Through an interdisciplinary research at the nexus of Asian Studies, Art Studies and Urban Studies, I examine the complexities of the reciprocal relationship between the city and urban creativities. The forms of urban creativity are extremely varied and they bring forward new manifestations, agencies, motivations and aesthetics. In order to examine the interdependence of these variables with the site, place and space, I propose a comparative approach based on site-responsiveness, which also takes into account the local, regional, national and global discourses and trends.

As Robin Visser (2010) maintains, in mainland China, the post socialist urban aesthetics, functions as a new realm to envision, experience and assess the city. While doing so, it enables new forms of civic agencies to emerge, especially in Beijing and in Shanghai. In Hong Kong, however, the emergence and spread of urban creativity is interrelated with the discourses of post-colonialism in its specific forms of de/recolonization and mainlandization that are strongly reflected also in the realms of contemporary art, public art and cultural policies, also before and after the Occupy Movement in 2014. In Tokyo, the aftershock of  the Fukushima Daiichi nuclear disaster made Japanese artists to question what they could do and what kind of art could be meaningful.

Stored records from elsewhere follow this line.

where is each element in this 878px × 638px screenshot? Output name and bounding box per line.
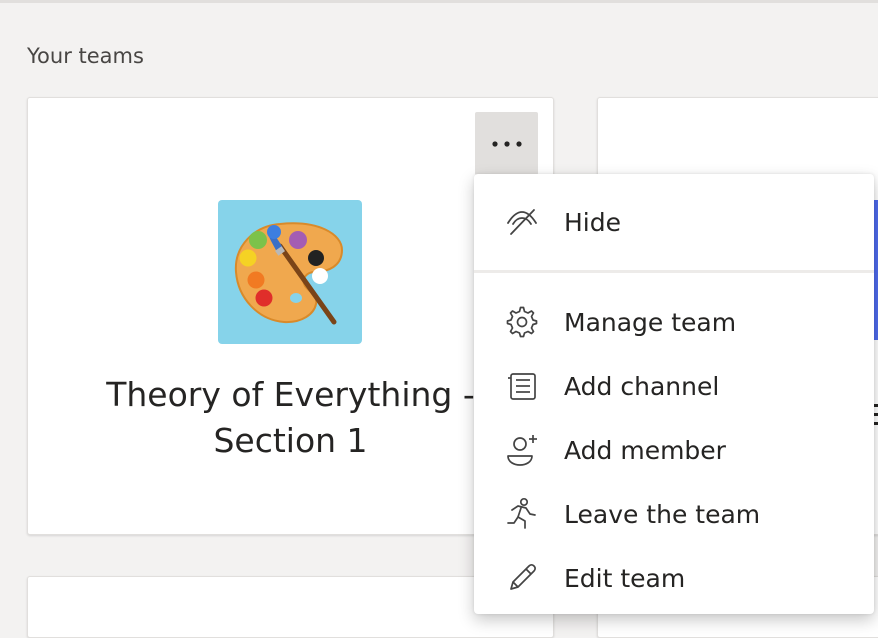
leave-icon: [507, 497, 536, 529]
add-member-icon: [507, 435, 537, 466]
menu-item-label: Leave the team: [564, 499, 761, 529]
team-name: Theory of Everything - Section 1: [106, 375, 475, 460]
menu-item-leave-team[interactable]: Leave the team: [474, 484, 874, 544]
menu-item-label: Add channel: [564, 371, 720, 401]
menu-item-label: Manage team: [564, 307, 737, 337]
section-title: Your teams: [27, 44, 144, 68]
menu-item-label: Add member: [564, 435, 726, 465]
team-avatar[interactable]: [218, 200, 362, 344]
pencil-icon: [510, 564, 536, 590]
menu-item-edit-team[interactable]: Edit team: [474, 548, 874, 608]
channel-icon: [508, 373, 536, 400]
hide-eye-icon: [507, 209, 537, 235]
menu-item-hide[interactable]: Hide: [474, 192, 874, 252]
menu-item-manage-team[interactable]: Manage team: [474, 292, 874, 352]
palette-icon: [234, 222, 344, 325]
gear-icon: [506, 306, 538, 338]
team-card-2-text-stub: [874, 404, 878, 407]
team-card-2-text-stub: [874, 413, 878, 416]
menu-divider: [474, 270, 874, 273]
team-card-2-text-stub: [874, 422, 878, 425]
menu-item-add-member[interactable]: Add member: [474, 420, 874, 480]
top-divider: [0, 0, 878, 3]
menu-item-add-channel[interactable]: Add channel: [474, 356, 874, 416]
team-context-menu: Hide Manage team Add channel Add member: [474, 174, 874, 614]
more-options-button[interactable]: [475, 112, 538, 175]
menu-item-label: Edit team: [564, 563, 686, 593]
menu-item-label: Hide: [564, 207, 621, 237]
more-icon: [491, 140, 522, 147]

Despite that during recent years, legislation regarding public space and its usage has gradually tightened in Tokyo, the echoes of the new artistic concern was echoed in street art too.

The socio-spatial practices  regarding the usage of urban public space along with the global trends in alternative art practices are reflected in the urban creativity -- and vice versa. New strategies and aesthetics are continuously developed because of the varying needs of artists, urbanites and cities to interact through arts in the public space. As a result, urban creativity is not only responding to the transformations in the city but they are actively reshaping the cityscapes.  In order to analyze in detail the particularities and differences not only between different nations but also between different cities and neighborhoods, a  more multidimensional analysis than Miwon Kwon’s (2002) site-specificity is needed. To examine the myriad manifestations, we need to take into account, for instance, the visual features, styles, forms, languages, nationality/ethnicity and intentions of the creators as well as the varying ways of mediation across the borders.

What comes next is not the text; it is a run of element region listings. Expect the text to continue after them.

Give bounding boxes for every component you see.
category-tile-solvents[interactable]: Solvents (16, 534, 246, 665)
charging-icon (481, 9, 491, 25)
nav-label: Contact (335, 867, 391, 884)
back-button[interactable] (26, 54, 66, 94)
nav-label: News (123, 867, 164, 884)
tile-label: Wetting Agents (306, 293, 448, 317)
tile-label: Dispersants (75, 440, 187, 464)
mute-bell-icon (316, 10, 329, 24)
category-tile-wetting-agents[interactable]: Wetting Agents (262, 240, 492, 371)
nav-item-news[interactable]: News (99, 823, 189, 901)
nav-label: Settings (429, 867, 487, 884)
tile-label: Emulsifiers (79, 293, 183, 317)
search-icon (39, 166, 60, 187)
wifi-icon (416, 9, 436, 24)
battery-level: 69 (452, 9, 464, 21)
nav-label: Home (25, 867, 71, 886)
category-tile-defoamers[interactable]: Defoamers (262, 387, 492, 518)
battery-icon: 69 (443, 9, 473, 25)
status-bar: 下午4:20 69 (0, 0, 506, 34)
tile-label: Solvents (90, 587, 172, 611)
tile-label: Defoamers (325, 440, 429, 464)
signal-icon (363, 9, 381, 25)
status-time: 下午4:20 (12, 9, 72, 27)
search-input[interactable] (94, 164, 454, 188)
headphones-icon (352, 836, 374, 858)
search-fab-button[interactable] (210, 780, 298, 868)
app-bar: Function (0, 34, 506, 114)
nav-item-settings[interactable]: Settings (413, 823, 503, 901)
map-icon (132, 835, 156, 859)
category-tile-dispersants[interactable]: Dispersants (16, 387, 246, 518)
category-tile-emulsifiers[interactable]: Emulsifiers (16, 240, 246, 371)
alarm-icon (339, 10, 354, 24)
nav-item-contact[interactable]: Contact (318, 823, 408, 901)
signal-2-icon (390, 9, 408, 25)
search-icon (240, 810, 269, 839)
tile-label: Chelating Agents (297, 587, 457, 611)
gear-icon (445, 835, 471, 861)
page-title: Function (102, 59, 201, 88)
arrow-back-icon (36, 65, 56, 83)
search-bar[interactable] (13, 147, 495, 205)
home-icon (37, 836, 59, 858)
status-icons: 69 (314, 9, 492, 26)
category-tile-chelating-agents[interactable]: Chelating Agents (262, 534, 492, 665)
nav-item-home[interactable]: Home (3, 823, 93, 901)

During my stay at IIAS, I am working on my monograph, Seeds for Hope: the power of aesthetics for urban creativity in Hong Kong. The study analyses the varied forms of un/authorized urban creativity that have emerged in Hong Kong since the 1990s and how they interconnect with the changing socio-political and cultural contexts. The main research questions include: what kind of aesthetic strategies and methods are employed, how transcultural these manifestations are, and how they engage with the global reverberations of reclaiming the cities. Besides the monograph, I am also co-editing with Dr. Meiqin Wang  an edited volume which addresses similar issues but with focus on mainland China and on the multiple interrelations and effects of urbanization to official propaganda, contemporary art, public interventions, films and documentaries. The edited volume will be submitted to the Asian Cities series of the Amsterdam University Press.